Berlusconi also said he is ready to renew his centre-right Forza Italia (FI) party, the junior partner in Prime Minister Giorgia Meloni's right wing government.
The 86-year-old media magnate and three-time ex-prime minister was admitted on April 5 for the lung infection linked to a previously undisclosed case of chronic leukaemia.
He spent 12 days in intensive care before being transferred to an ordinary ward, where convalesced until being discharged on Friday.
“I'm better. It has been tough, but I was always confident. I entrusted myself to Heaven and to the professionalism of the doctors,” Berlusconi told Monday's edition of Corriere della Sera, Italy’s biggest selling non-sports daily.
The media billionaire, who had a heart operation in 2016 and has been in and out of hospital with COVID and long COVID in recent years, paid tribute to his partner Marta Fascina, a 33-year-old FI MP, for helping him through his latest health scare.
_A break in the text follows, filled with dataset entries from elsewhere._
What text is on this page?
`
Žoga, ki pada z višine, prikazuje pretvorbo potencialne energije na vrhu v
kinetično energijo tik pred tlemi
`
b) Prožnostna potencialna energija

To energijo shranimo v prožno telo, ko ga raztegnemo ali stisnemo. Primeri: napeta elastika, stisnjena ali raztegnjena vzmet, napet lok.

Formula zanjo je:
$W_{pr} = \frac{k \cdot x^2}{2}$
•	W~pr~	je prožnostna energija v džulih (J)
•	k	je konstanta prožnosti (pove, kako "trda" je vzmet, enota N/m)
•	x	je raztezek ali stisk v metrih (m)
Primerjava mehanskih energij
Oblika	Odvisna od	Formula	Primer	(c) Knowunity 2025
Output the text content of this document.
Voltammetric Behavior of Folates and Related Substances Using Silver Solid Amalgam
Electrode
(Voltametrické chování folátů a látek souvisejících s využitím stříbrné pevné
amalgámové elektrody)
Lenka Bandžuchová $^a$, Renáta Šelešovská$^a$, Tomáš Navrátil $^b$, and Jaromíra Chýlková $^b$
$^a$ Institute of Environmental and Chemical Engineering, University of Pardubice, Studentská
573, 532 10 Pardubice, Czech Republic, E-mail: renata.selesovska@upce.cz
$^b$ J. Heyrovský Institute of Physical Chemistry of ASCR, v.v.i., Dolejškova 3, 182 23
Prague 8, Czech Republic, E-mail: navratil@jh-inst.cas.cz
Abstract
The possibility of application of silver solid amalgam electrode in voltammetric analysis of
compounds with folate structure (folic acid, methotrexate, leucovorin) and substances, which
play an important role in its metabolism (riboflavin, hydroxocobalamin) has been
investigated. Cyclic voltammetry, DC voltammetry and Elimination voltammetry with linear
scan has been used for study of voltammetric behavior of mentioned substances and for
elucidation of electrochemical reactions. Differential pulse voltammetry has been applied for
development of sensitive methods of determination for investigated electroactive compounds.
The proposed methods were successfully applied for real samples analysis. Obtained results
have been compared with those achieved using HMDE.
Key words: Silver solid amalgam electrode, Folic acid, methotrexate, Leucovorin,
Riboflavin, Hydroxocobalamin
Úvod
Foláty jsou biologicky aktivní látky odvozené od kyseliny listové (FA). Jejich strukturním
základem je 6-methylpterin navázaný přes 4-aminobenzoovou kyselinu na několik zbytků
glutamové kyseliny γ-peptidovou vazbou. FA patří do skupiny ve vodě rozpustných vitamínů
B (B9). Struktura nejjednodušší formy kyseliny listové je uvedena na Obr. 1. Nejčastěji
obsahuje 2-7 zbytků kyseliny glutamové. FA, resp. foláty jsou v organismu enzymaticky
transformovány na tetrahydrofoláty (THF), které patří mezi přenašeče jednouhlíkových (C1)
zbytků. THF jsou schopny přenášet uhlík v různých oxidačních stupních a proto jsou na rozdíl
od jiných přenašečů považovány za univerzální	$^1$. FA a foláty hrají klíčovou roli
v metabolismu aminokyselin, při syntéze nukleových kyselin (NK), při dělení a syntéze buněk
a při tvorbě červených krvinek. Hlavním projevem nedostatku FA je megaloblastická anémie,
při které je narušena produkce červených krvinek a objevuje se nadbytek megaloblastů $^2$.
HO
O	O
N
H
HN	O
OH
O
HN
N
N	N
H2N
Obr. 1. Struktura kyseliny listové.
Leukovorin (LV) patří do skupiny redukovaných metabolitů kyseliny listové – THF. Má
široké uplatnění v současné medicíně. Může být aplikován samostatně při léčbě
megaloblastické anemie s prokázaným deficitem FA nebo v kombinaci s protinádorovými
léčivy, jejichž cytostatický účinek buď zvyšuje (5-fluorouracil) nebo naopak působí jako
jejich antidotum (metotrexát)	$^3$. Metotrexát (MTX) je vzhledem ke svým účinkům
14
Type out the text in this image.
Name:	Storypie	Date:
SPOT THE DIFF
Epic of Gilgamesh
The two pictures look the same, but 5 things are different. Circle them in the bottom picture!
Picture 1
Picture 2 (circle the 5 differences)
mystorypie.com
“Marta surpassed herself, she has been beside me with a care and dedication without equal,” he said.
“I perceived this time too the friendship and sincere affection, sometimes actually moving, of many people, even strangers.”
Berlusconi said he had “never stopped working” and had led the campaign for the recent local elections across Italy from his hospital room.
Asked if he might reorganise the party ahead of European Parliament elections in June 2024, the ex-prime minister replied: “FI’s history is one of continuous renewal. But for it to be credible we must first renew ourselves.
“We will continue to do so, without scrapping anybody.
“FI has an experienced and authoritative national and local managerial class. But they are not and will not be alone, because I will continue to exercise fully my responsibilities as founder and leader.”
Finally, Berlusconi said relations with FI’s government partners, Meloni's right-wing Brothers of Italy (FdI) and Deputy Prime Minister and Transport Minister Matteo Salvini’s right-wing League party, were “absolutely excellent”.
He said that FI could now focus on grabbing more of the centre ground in Italian politics “with the (centre-left Democratic Party, PD) shifting ever further to the left and the demise of the so-called Third Pole (centrist political party)”.